İroni şu ki, biz bireyler “bir oyuncak aldık” sanıyoruz, ama aslında dev bir endüstriyi besleyen zincirin bir halkasına dönüşüyoruz. Tüketim dediğimiz şey artık sadece ihtiyaç karşılamıyor; duygularımızı, kaygılarımızı, hatta çocuklarımızın arkadaş ortamındaki konumunu bile satın almaya çalışıyoruz. Bir oyuncak üzerinden şekillenen bu çılgınlık, belki de modern ekonominin en çıplak gerçeğini bize gösteriyor: Tüketim artık yalnızca cüzdanımızı değil, kimliğimizi de şekillendiriyor.

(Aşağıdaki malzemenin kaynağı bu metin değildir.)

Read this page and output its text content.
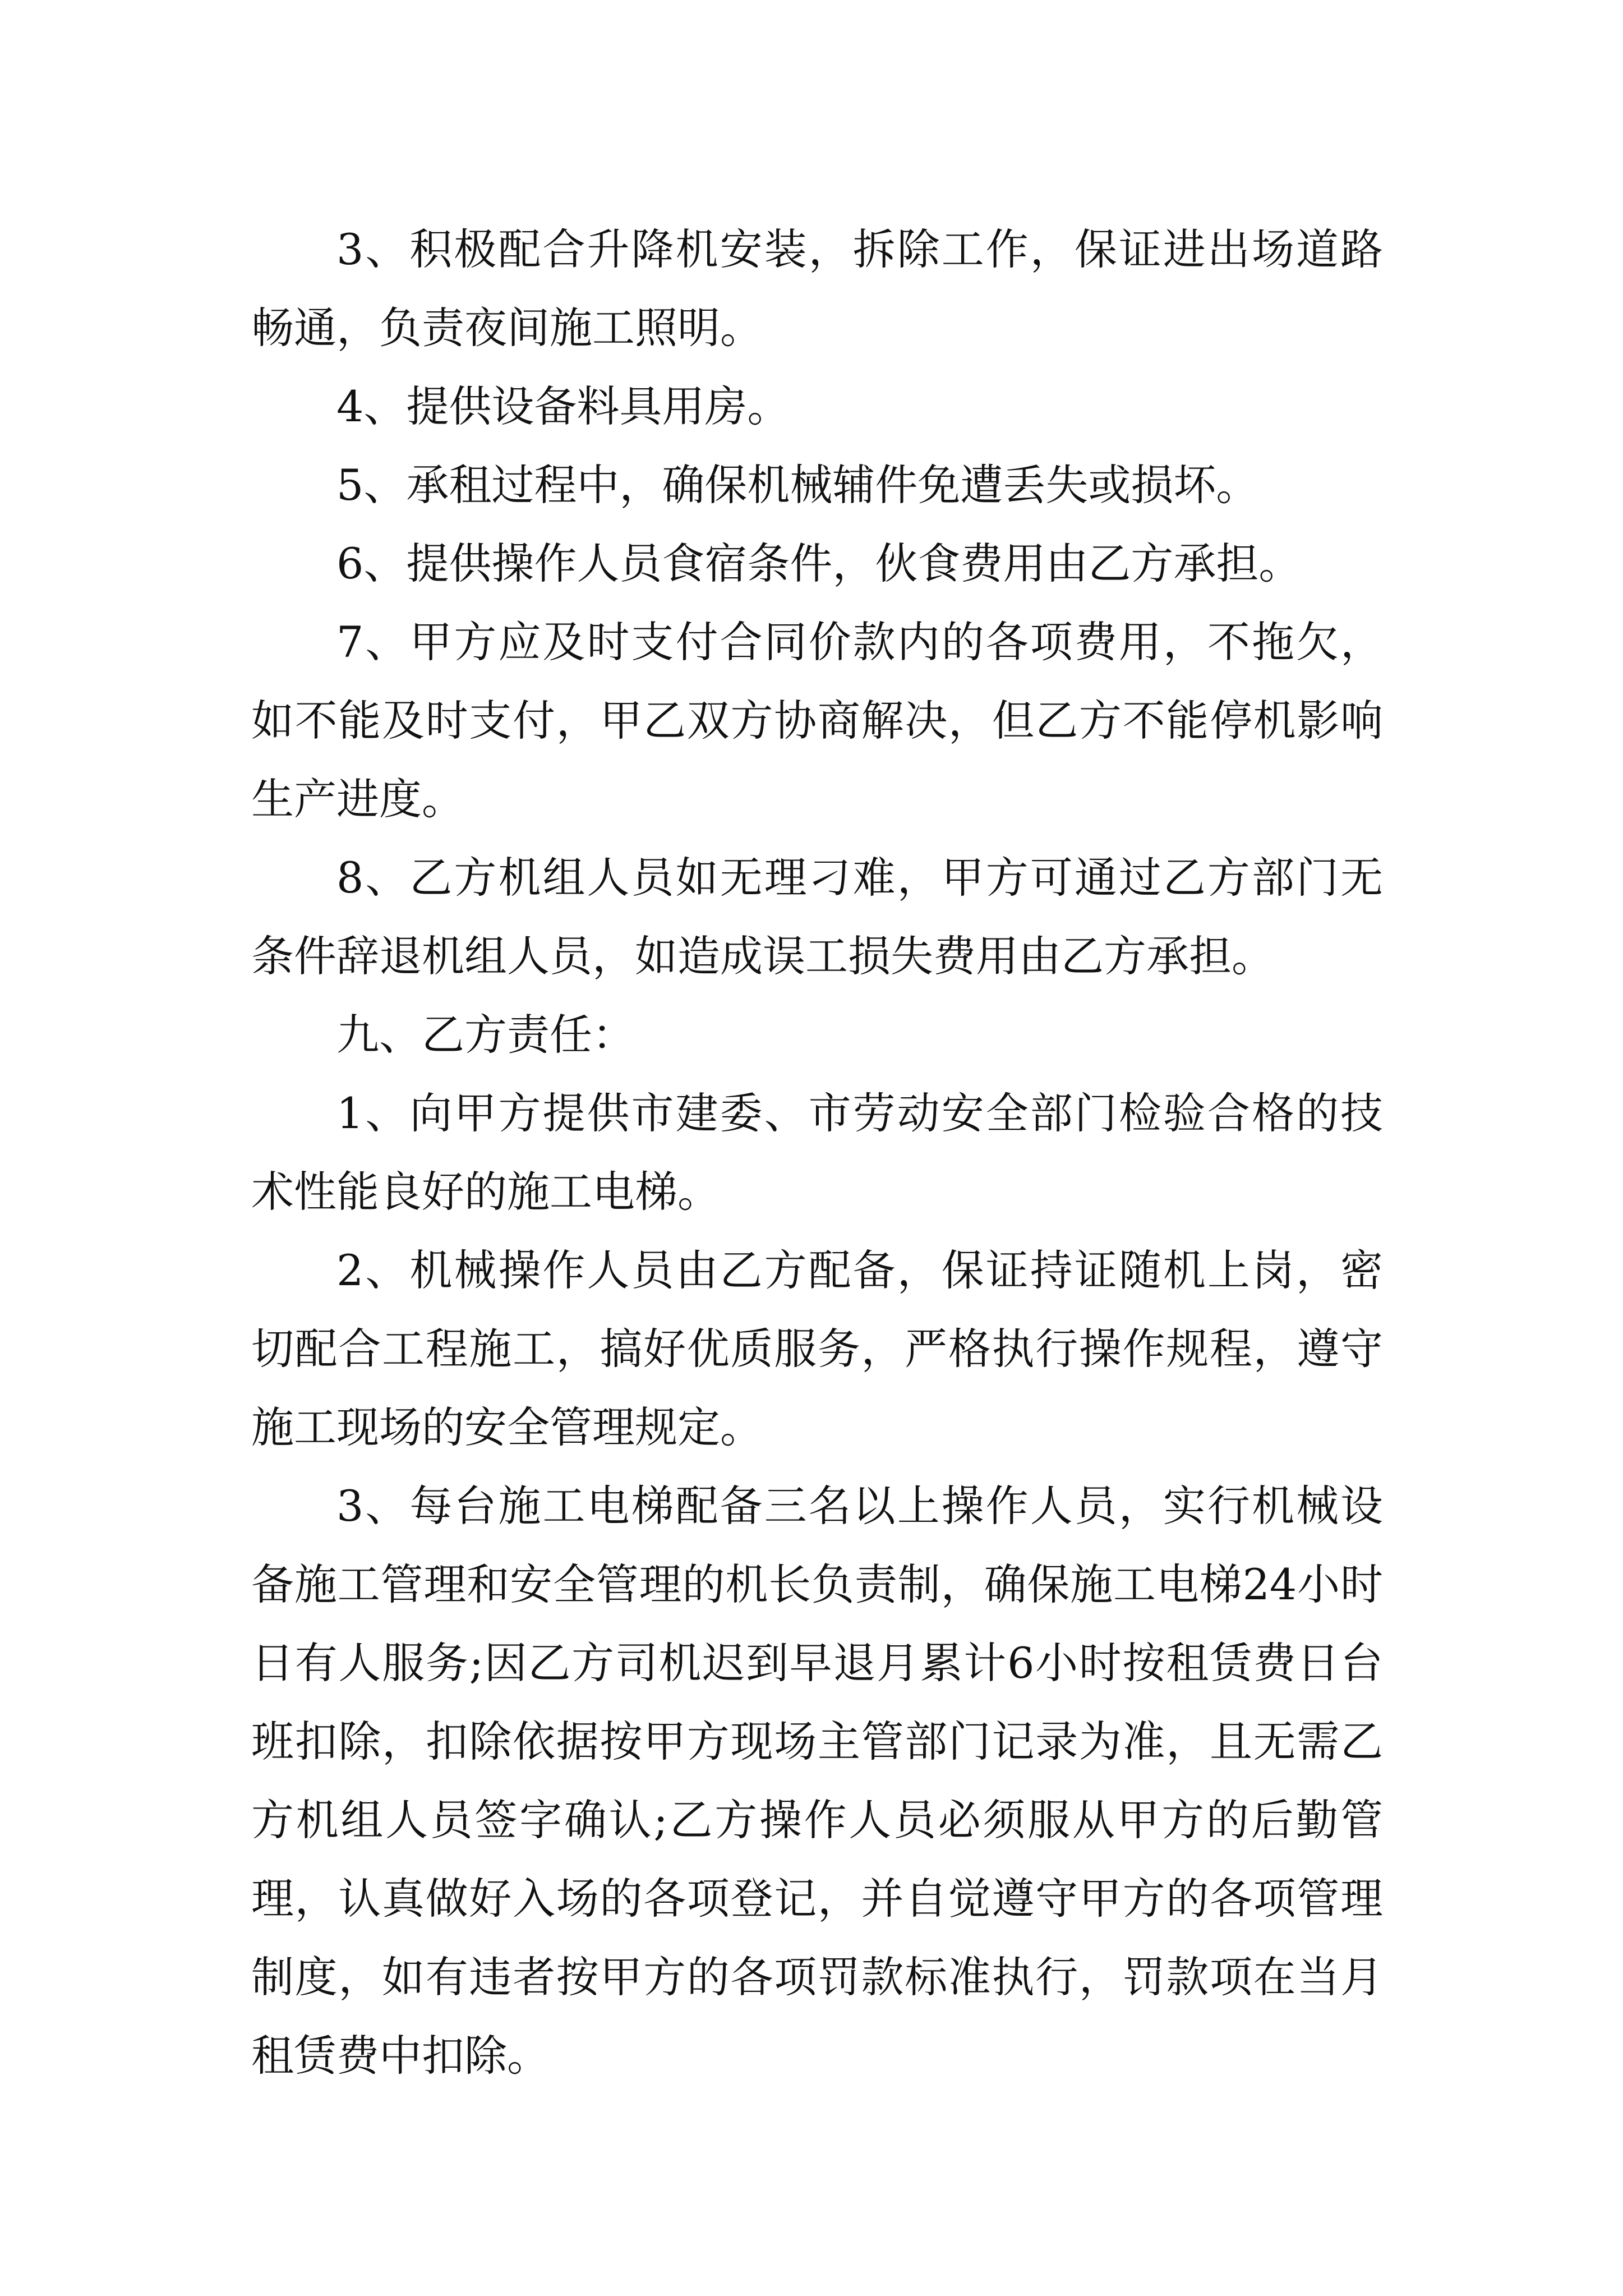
3、积极配合升降机安装，拆除工作，保证进出场道路畅通，负责夜间施工照明。

4、提供设备料具用房。

5、承租过程中，确保机械辅件免遭丢失或损坏。

6、提供操作人员食宿条件，伙食费用由乙方承担。

7、甲方应及时支付合同价款内的各项费用，不拖欠，如不能及时支付，甲乙双方协商解决，但乙方不能停机影响生产进度。

8、乙方机组人员如无理刁难，甲方可通过乙方部门无条件辞退机组人员，如造成误工损失费用由乙方承担。

九、乙方责任：

1、向甲方提供市建委、市劳动安全部门检验合格的技术性能良好的施工电梯。

2、机械操作人员由乙方配备，保证持证随机上岗，密切配合工程施工，搞好优质服务，严格执行操作规程，遵守施工现场的安全管理规定。

3、每台施工电梯配备三名以上操作人员，实行机械设备施工管理和安全管理的机长负责制，确保施工电梯24小时日有人服务;因乙方司机迟到早退月累计6小时按租赁费日台班扣除，扣除依据按甲方现场主管部门记录为准，且无需乙方机组人员签字确认;乙方操作人员必须服从甲方的后勤管理，认真做好入场的各项登记，并自觉遵守甲方的各项管理制度，如有违者按甲方的各项罚款标准执行，罚款项在当月租赁费中扣除。
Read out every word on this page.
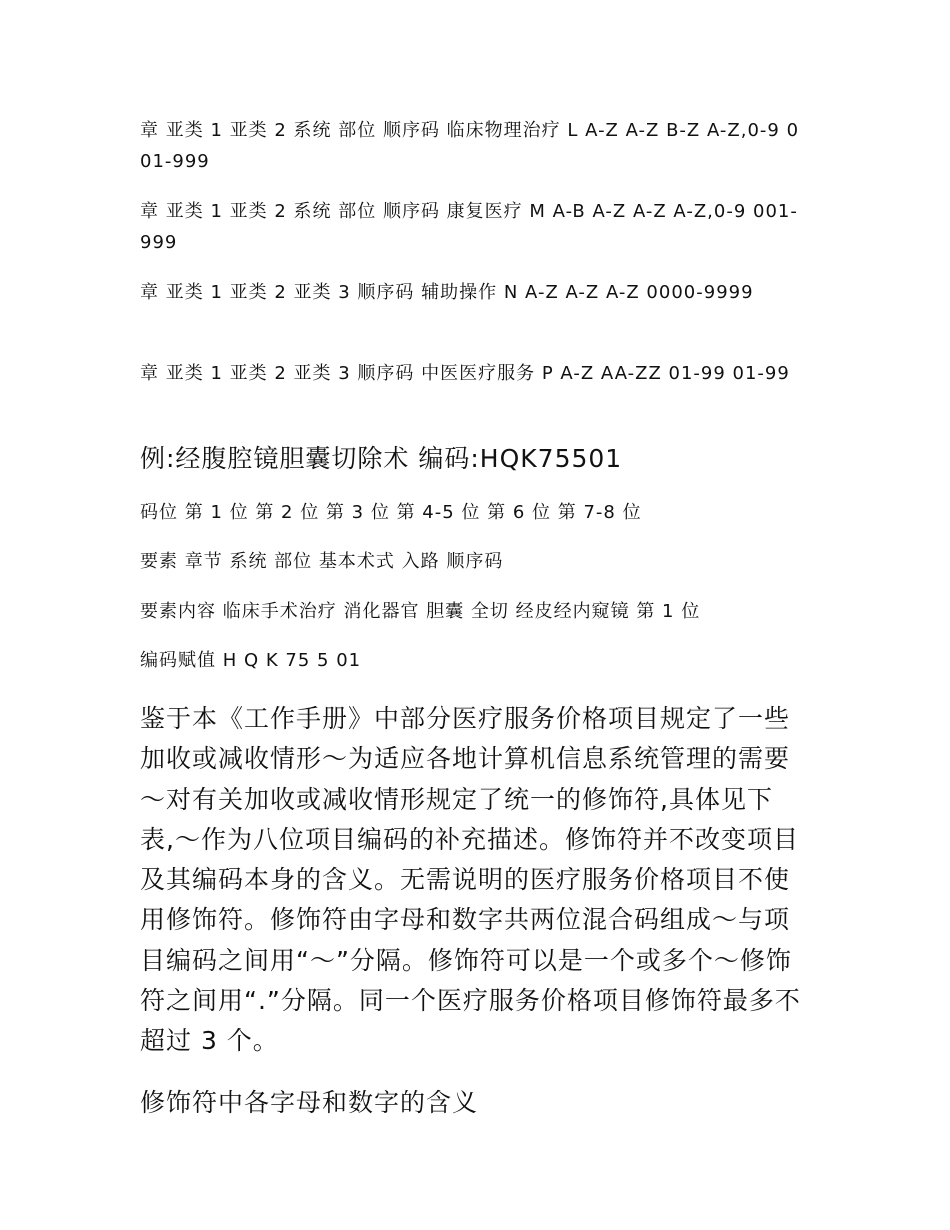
章 亚类 1 亚类 2 系统 部位 顺序码 临床物理治疗 L A-Z A-Z B-Z A-Z,0-9 001-999

章 亚类 1 亚类 2 系统 部位 顺序码 康复医疗 M A-B A-Z A-Z A-Z,0-9 001-999

章 亚类 1 亚类 2 亚类 3 顺序码 辅助操作 N A-Z A-Z A-Z 0000-9999

章 亚类 1 亚类 2 亚类 3 顺序码 中医医疗服务 P A-Z AA-ZZ 01-99 01-99

例:经腹腔镜胆囊切除术 编码:HQK75501

码位 第 1 位 第 2 位 第 3 位 第 4-5 位 第 6 位 第 7-8 位

要素 章节 系统 部位 基本术式 入路 顺序码

要素内容 临床手术治疗 消化器官 胆囊 全切 经皮经内窥镜 第 1 位

编码赋值 H Q K 75 5 01

鉴于本《工作手册》中部分医疗服务价格项目规定了一些加收或减收情形～为适应各地计算机信息系统管理的需要～对有关加收或减收情形规定了统一的修饰符,具体见下表,～作为八位项目编码的补充描述。修饰符并不改变项目及其编码本身的含义。无需说明的医疗服务价格项目不使用修饰符。修饰符由字母和数字共两位混合码组成～与项目编码之间用“～”分隔。修饰符可以是一个或多个～修饰符之间用“.”分隔。同一个医疗服务价格项目修饰符最多不超过 3 个。

修饰符中各字母和数字的含义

Labubu bugün bir oyuncak, yarın başka bir şey olacak. Ama değişmeyen gerçek şu: Küresel şirketler duygularımızı en kârlı ürün haline getirdi. Biz de çocuklarımızı mutlu etmek isterken, farkında olmadan bu oyunun bir parçası oluyoruz. İşte bu yüzden, Labubu çılgınlığı bana yalnızca sevimli bir oyuncaktan ibaret görünmüyor. Tam tersine, kapitalizmin en sevimli maskelerinden biri gibi duruyor.